We all hate Stephanie Meyer.
I get it; it’s FUN to do. There are good reasons to do it.
But Charlie Stross is a fucking idiot. Reagan’s Thirteenth Commandment applies to science fiction. There’s being genuine, and there’s being stupid.
Beating up on sci-fi for not being accurate enough is futile; beating up on it for being too trendy is counter productive. Trendy sci-fi = more readers. End of fucking discussion.

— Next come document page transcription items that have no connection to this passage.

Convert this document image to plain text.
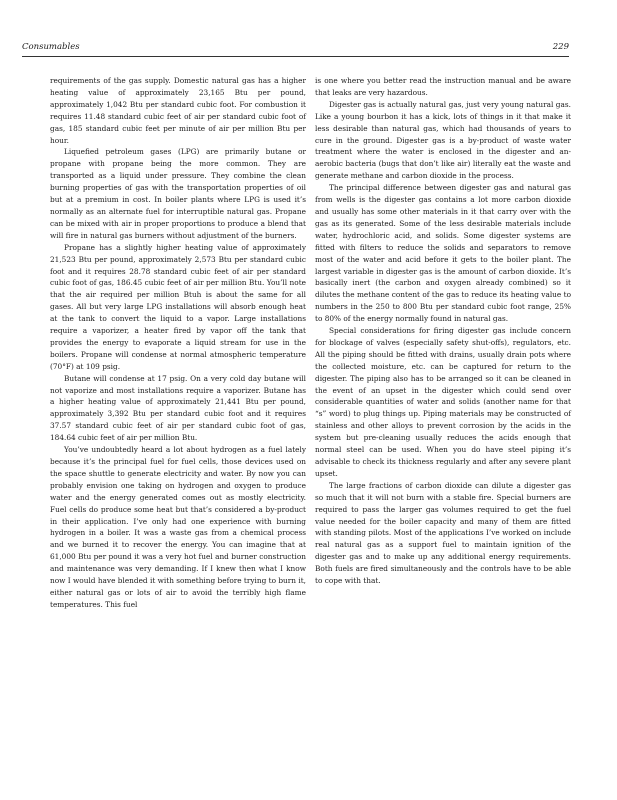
Consumables	229

requirements of the gas supply. Domestic natural gas has a higher heating value of approximately 23,165 Btu per pound, approximately 1,042 Btu per standard cubic foot. For combustion it requires 11.48 standard cubic feet of air per standard cubic foot of gas, 185 standard cubic feet per minute of air per million Btu per hour.

Liquefied petroleum gases (LPG) are primarily butane or propane with propane being the more common. They are transported as a liquid under pressure. They combine the clean burning properties of gas with the transportation properties of oil but at a premium in cost. In boiler plants where LPG is used it’s normally as an alternate fuel for interruptible natural gas. Propane can be mixed with air in proper proportions to produce a blend that will fire in natural gas burners without adjustment of the burners.

Propane has a slightly higher heating value of approximately 21,523 Btu per pound, approximately 2,573 Btu per standard cubic foot and it requires 28.78 standard cubic feet of air per standard cubic foot of gas, 186.45 cubic feet of air per million Btu. You’ll note that the air required per million Btuh is about the same for all gases. All but very large LPG installations will absorb enough heat at the tank to convert the liquid to a vapor. Large installations require a vaporizer, a heater fired by vapor off the tank that provides the energy to evaporate a liquid stream for use in the boilers. Propane will condense at normal atmospheric temperature (70°F) at 109 psig.

Butane will condense at 17 psig. On a very cold day butane will not vaporize and most installations require a vaporizer. Butane has a higher heating value of approximately 21,441 Btu per pound, approximately 3,392 Btu per standard cubic foot and it requires 37.57 standard cubic feet of air per standard cubic foot of gas, 184.64 cubic feet of air per million Btu.

You’ve undoubtedly heard a lot about hydrogen as a fuel lately because it’s the principal fuel for fuel cells, those devices used on the space shuttle to generate electricity and water. By now you can probably envision one taking on hydrogen and oxygen to produce water and the energy generated comes out as mostly electricity. Fuel cells do produce some heat but that’s considered a by-product in their application. I’ve only had one experience with burning hydrogen in a boiler. It was a waste gas from a chemical process and we burned it to recover the energy. You can imagine that at 61,000 Btu per pound it was a very hot fuel and burner construction and maintenance was very demanding. If I knew then what I know now I would have blended it with something before trying to burn it, either natural gas or lots of air to avoid the terribly high flame temperatures. This fuel

is one where you better read the instruction manual and be aware that leaks are very hazardous.

Digester gas is actually natural gas, just very young natural gas. Like a young bourbon it has a kick, lots of things in it that make it less desirable than natural gas, which had thousands of years to cure in the ground. Digester gas is a by-product of waste water treatment where the water is enclosed in the digester and anaerobic bacteria (bugs that don’t like air) literally eat the waste and generate methane and carbon dioxide in the process.

The principal difference between digester gas and natural gas from wells is the digester gas contains a lot more carbon dioxide and usually has some other materials in it that carry over with the gas as its generated. Some of the less desirable materials include water, hydrochloric acid, and solids. Some digester systems are fitted with filters to reduce the solids and separators to remove most of the water and acid before it gets to the boiler plant. The largest variable in digester gas is the amount of carbon dioxide. It’s basically inert (the carbon and oxygen already combined) so it dilutes the methane content of the gas to reduce its heating value to numbers in the 250 to 800 Btu per standard cubic foot range, 25% to 80% of the energy normally found in natural gas.

Special considerations for firing digester gas include concern for blockage of valves (especially safety shut-offs), regulators, etc. All the piping should be fitted with drains, usually drain pots where the collected moisture, etc. can be captured for return to the digester. The piping also has to be arranged so it can be cleaned in the event of an upset in the digester which could send over considerable quantities of water and solids (another name for that “s” word) to plug things up. Piping materials may be constructed of stainless and other alloys to prevent corrosion by the acids in the system but pre-cleaning usually reduces the acids enough that normal steel can be used. When you do have steel piping it’s advisable to check its thickness regularly and after any severe plant upset.

The large fractions of carbon dioxide can dilute a digester gas so much that it will not burn with a stable fire. Special burners are required to pass the larger gas volumes required to get the fuel value needed for the boiler capacity and many of them are fitted with standing pilots. Most of the applications I’ve worked on include real natural gas as a support fuel to maintain ignition of the digester gas and to make up any additional energy requirements. Both fuels are fired simultaneously and the controls have to be able to cope with that.
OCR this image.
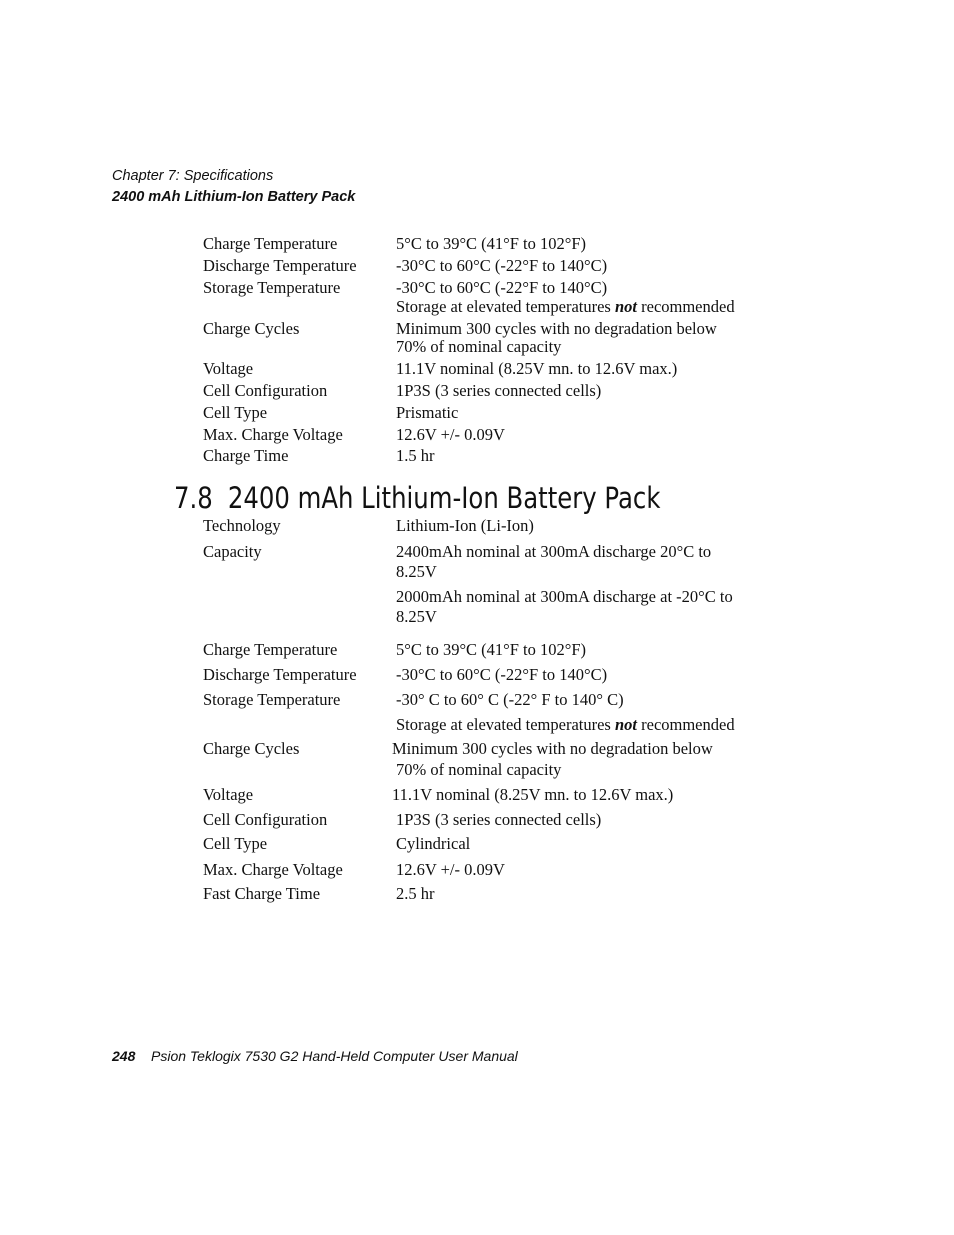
Chapter 7: Specifications
2400 mAh Lithium-Ion Battery Pack
Charge Temperature	5°C to 39°C (41°F to 102°F)
Discharge Temperature -30°C to 60°C (-22°F to 140°C)
Storage Temperature	-30°C to 60°C (-22°F to 140°C)
Storage at elevated temperatures not recommended
Charge Cycles	Minimum 300 cycles with no degradation below
70% of nominal capacity
Voltage	11.1V nominal (8.25V mn. to 12.6V max.)
Cell Configuration	1P3S (3 series connected cells)
Cell Type	Prismatic
Max. Charge Voltage	12.6V +/- 0.09V
Charge Time	1.5 hr
7.8 2400 mAh Lithium-Ion Battery Pack
Technology	Lithium-Ion (Li-Ion)
Capacity	2400mAh nominal at 300mA discharge 20°C to
8.25V
2000mAh nominal at 300mA discharge at -20°C to
8.25V
Charge Temperature	5°C to 39°C (41°F to 102°F)
Discharge Temperature -30°C to 60°C (-22°F to 140°C)
Storage Temperature	-30° C to 60° C (-22° F to 140° C)
Storage at elevated temperatures not recommended
Charge Cycles	Minimum 300 cycles with no degradation below
70% of nominal capacity
Voltage	11.1V nominal (8.25V mn. to 12.6V max.)
Cell Configuration	1P3S (3 series connected cells)
Cell Type	Cylindrical
Max. Charge Voltage	12.6V +/- 0.09V
Fast Charge Time	2.5 hr
248 Psion Teklogix 7530 G2 Hand-Held Computer User Manual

There is no end of fiction that is pretentious, plotless, mundane crap. And you won’t find a robot, rocket, alien or werewolf in any of it. I don’t really get the welding-goggles and brown clothes thing, either (why dress like the photograph and not the person?) but cyberpunk is dead, space opera is sputtering, and the whole concept of “mundane” science fiction (ultra-realism taken to the extreme that NONE of the classic sci-fi tropes are feasible? Really?) is so distasteful that I’m not sure a working example would be readible if anyone had written such a thing.
The beauty is that Stross’ attempt to go all Lynyrd Skynyrd on Cherie Priest’s Neil Young will only validate her readers and get her more sales — she knows this, and has said as much. And for the record, I’m about 1/3rd of the way through Boneshaker (I still can’t read print for shit — too blurry — at least the internets I can crank up the font size when the ol’ eyebones go south) and am pleased to report that it is, indeed, a hell of a lot of fun, even if I have no intention of dressing up in crushed velvet, lace and a lab coat as a byproduct.
Credit where it’s due — I haven’t read anything by Stross and probably should. But I’ll remember him as an asshole who violated a point of advice I attribute initially to an editorial Kristen Kathryn Rusch wrote about the Harry Potter novels — you don’t have to like them or think they’re good, you have to appreciate them because they introduced A LOT of kids to the pleasure of reading.